Another highlight of the trip was meeting Sumita and Andrew, two brilliant people who are part of the team behind the amazing Pablo cartoon series about an autistic boy and his imaginary friends. Pablo is now my favourite cartoon, after the huge let down by Sesame Street’s cosy-ing up with the dreaded Autism $peaks. I am constantly amazed at the talent of some of my fellow Autistics, such an honour and thrill to meet these two! And Sumita even gave me a little present, which I have hung up in my bedroom. It catches the light beautifully too!
On the eve of my last day in the UK, I met up with the fabulous Alex Forshaw! We had a light brunch at the Wellcome Collection cafe, and then we spent time checking out the exhibits. It was lovely to connect in person with Alex. I ‘met’ Alex online around 10 years ago through our blogs, and we’ve communicated regularly since. Such a thrill, and what a peaceful meet up too! Thank you for traveling into London to meet us, Alex! And dinner at the Chinese noodle place was delicious, thanks to dear Mr. Project Leader for chatting up the maitre d’ in fluent Mandarin!
We spent 9 days in the UK. It was a trip to remember. This is what access and support should look like. When the person being supported is able to trust the one supporting, and this trust unpacks itself with a blend of professionalism and genuine kindness and consideration, so that the supported person is able to give full attention to the work at hand.
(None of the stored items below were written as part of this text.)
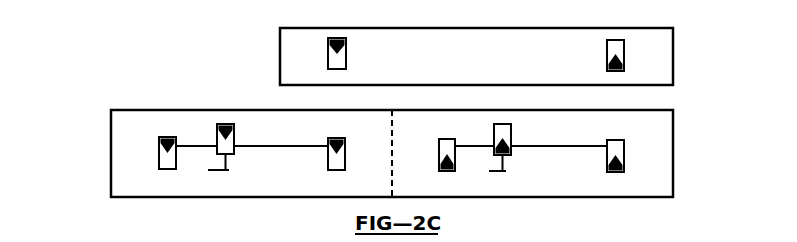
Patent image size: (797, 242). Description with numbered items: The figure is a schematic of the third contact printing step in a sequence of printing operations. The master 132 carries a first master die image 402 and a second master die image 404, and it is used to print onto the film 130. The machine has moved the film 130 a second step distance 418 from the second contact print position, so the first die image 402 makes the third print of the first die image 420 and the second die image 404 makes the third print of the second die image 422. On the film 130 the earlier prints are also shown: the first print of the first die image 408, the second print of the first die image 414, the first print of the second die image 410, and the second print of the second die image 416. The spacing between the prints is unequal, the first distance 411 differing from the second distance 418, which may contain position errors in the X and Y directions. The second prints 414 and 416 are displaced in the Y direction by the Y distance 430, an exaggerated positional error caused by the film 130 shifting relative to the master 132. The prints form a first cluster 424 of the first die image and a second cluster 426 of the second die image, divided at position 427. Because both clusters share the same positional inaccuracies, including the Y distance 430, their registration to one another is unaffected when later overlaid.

The film 130 is at (111, 142).
The master 132 is at (280, 45).
The first master die image 402 is at (328, 50).
The second master die image 404 is at (607, 50).
The first print of the first die image 408 is at (159, 145).
The first print of the second die image 410 is at (439, 150).
The first distance 411 is at (196, 144).
The second print of the first die image 414 is at (234, 140).
The second print of the second die image 416 is at (511, 144).
The second step distance 418 is at (296, 145).
The third print of the first die image 420 is at (345, 157).
The third print of the second die image 422 is at (624, 160).
The first cluster of prints of the first die image 424 is at (292, 110).
The second cluster of prints of the second die image 426 is at (580, 110).
The division position 427 is at (393, 147).
The Y distance 430 is at (212, 163).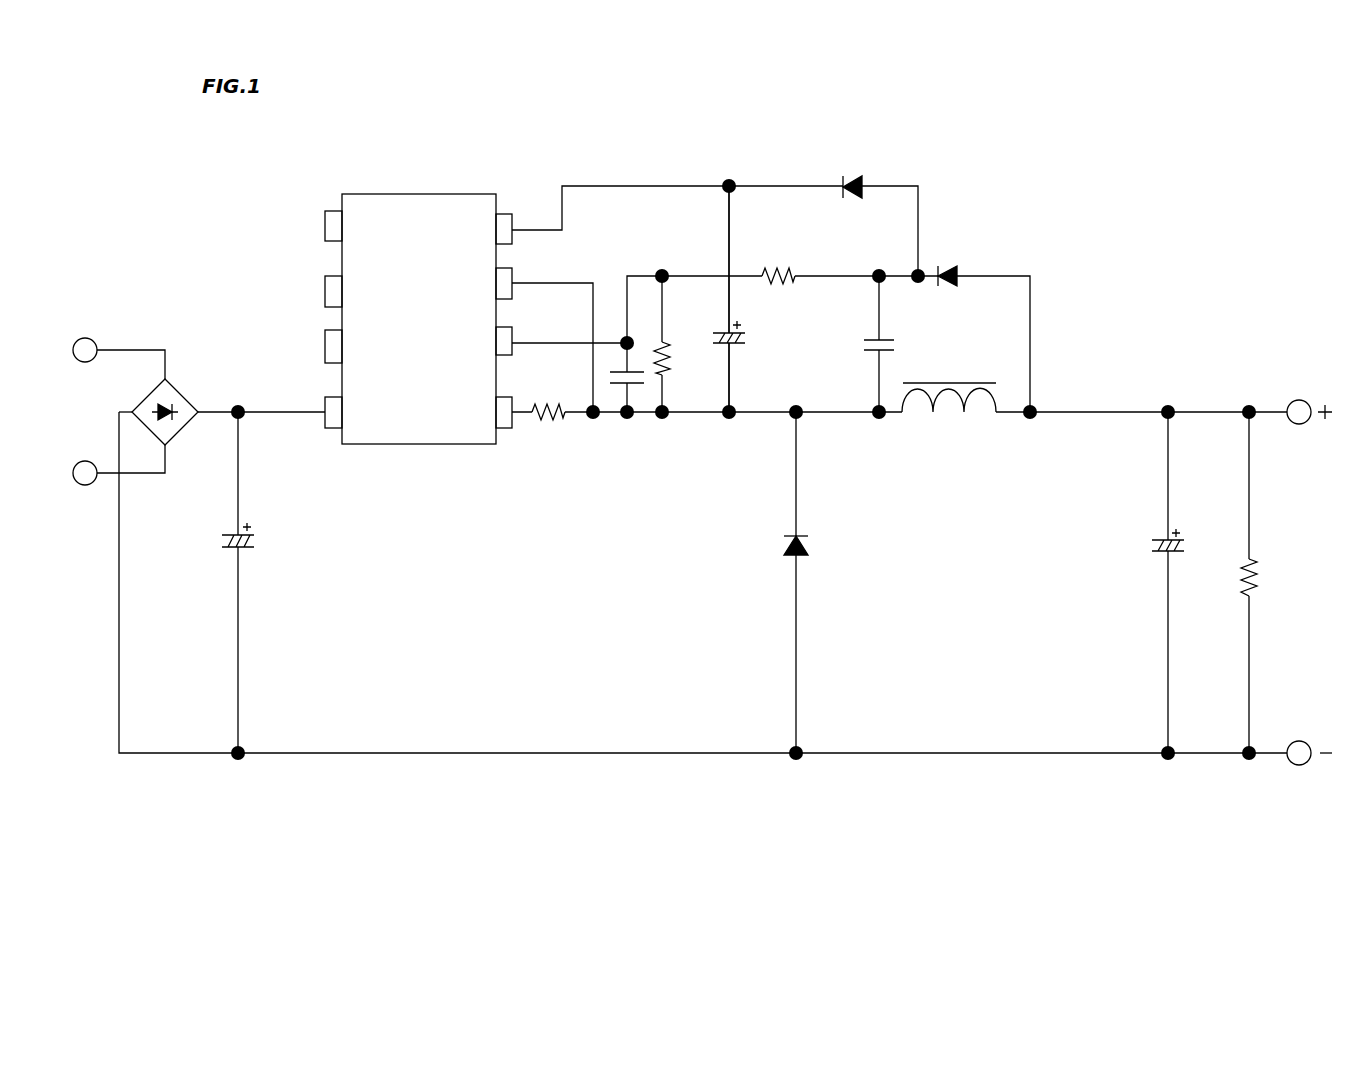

Not all needs are the same, there is no operational manual. Some autistics like taking control over their surroundings and movements, as do I, but I have also learned something else: the rich luxury of optimal access. I’ve wished for this kind of facilitation for a long time – the kind that will free me almost completely from cumbersome tasks that I am terrible at, remove me from activities that trigger a lot of anxiety which drain me of creative energy – so that I may direct my fullest energies into the tasks at hand.
My project leader, who has now become a trusted friend, took care of everything every single day, from 10am onwards, all I needed to do was follow, until the end of the day when it was time to retreat into my room. He even decided (at my request) where we would go for lunch and what to eat. I gladly left all the nitty gritty to him. My mind is very singular in focus, and my body is so hyper sensitive that my autoimmune condition is relentlessly triggered and I have to manage that too. Hence, I am relieved not to have to multi-task more than I absolutely must..
Each person presents with their own lived-experience of their unique set of circumstances and functioning needs. I was trepidatious about embarking on this trip at first, I wasn’t sure about traveling with someone else. My fears were put to rest, and the trip was fruitful and pleasant above and beyond my expectations. Access and inclusion is not a one-size-fits-all formula, it is a larger comprehension of what it means to embrace difference and it is also about approaching each disabled person as an individual with a unique set of needs. Some disabled people would not want or like the kind of care shown to me by my project leader, they may want much more authority over the goings on and other administrative tasks. For me, though, it was not a loss of control, but rather a liberation of creativity, and a cogent empowerment.